Dive Brief:
- Warsaw, New York-based Five Star Bank will wind down its banking-as-a-service offerings and aim to exit that space next year, the bank said this week in a release.
- Five Star’s BaaS efforts account for 2% of the bank’s total deposits ($108 million) and less than 1% of the bank’s total loans ($31 million), as of June 30, the bank said. “Given the modest size of the business, the financial impact is expected to be immaterial,” the bank wrote Monday.
- Four of the bank’s 12 BaaS partnerships are live, two are in onboarding, four have not yet begun testing, and two had begun offboarding, the bank said, adding that it would supply more details during its third-quarter earnings call next month.
Dive Insight:
The $6.1 billion-asset Five Star is hardly the first lender to back away from BaaS.
Wyoming-based Mode Eleven Bancorp said in April that it would voluntarily retreat from the space after the Federal Reserve Bank of Kansas City hit the holding company with a cease-and-desist order over the fintech-related activities of its subsidiary, Summit National Bank.
Metropolitan Commercial Bank, too, said in February that it would exit its BaaS relationships this year.
Five Star, for its part, said Monday its BaaS program “moved forward at a measured and conservative pace to balance growth with effective risk management.”
However, after considering “the contribution of BaaS to our core financial results, evolving regulatory expectations and a proposed rule regarding the re-classification of BaaS deposits as brokered, in addition to the future investments in talent and technology necessary to achieve scale, we are prioritizing our core community banking franchise,” Five Star CEO Martin Birmingham said in a statement.
Regulators across the board appear to have ramped up their scrutiny of banks’ fintech partnerships this year. The Federal Deposit Insurance Corp. has issued BaaS-related enforcement actions against Thread Bank, Lineage Bank, Piermont Bank and Sutton Bank. The Federal Reserve has gone after Evolve Bank & Trust. And the Office of the Comptroller of the Currency filed a new consent order against Blue Ridge Bank – even after the lender shed roughly a dozen BaaS partners.
“We see significant opportunity and growth potential for our retail banking, commercial banking and wealth management business lines within our existing geographic markets,” Birmingham said Monday. Leaving BaaS, he said, “allows us to continue to nurture those lines of business and drive value into the Company.”
Five Star said it expects to retain all of its employees that support its BaaS operations and to refocus those roles toward growing its core banking operations.
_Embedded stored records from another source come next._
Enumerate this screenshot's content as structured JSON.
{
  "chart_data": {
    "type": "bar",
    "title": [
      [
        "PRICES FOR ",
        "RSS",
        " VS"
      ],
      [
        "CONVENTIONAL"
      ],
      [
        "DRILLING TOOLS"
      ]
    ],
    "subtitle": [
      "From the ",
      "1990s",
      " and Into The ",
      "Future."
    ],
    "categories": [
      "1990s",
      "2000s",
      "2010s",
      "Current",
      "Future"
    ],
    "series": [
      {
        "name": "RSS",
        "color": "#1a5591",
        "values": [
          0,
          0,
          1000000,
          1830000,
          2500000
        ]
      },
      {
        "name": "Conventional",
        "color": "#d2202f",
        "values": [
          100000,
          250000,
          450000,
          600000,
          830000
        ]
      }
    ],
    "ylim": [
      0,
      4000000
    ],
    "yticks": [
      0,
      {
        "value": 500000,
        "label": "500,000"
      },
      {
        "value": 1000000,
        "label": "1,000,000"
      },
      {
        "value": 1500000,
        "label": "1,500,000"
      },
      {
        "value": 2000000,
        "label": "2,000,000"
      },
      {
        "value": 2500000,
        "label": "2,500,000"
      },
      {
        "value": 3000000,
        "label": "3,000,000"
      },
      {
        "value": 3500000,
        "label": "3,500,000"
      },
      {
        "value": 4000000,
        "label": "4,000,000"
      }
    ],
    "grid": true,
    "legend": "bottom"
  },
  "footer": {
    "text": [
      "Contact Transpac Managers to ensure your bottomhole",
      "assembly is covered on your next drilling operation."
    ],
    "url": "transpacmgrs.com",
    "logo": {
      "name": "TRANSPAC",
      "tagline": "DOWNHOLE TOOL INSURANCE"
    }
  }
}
Jason Henrichs, CEO of Alloy Labs Alliance, told American Banker the banks that are pivoting away from BaaS now “are the ones that weren't fully committed to it."
"It looks easy on the surface to say we do compliance, we open accounts, we do these things already, but it's a completely different business,” he said. “The banks that do [BaaS] well are going to absolutely crush it … but you have to be committed."
Birmingham, in an email to the outlet, called BaaS “a relatively low-cost, break-even business to date."
"Ours is not the first bank to announce plans to begin winding down its BaaS offering,” he said, adding, “the regulatory and risk-management goalposts keep moving for U.S. financial institutions in this business.”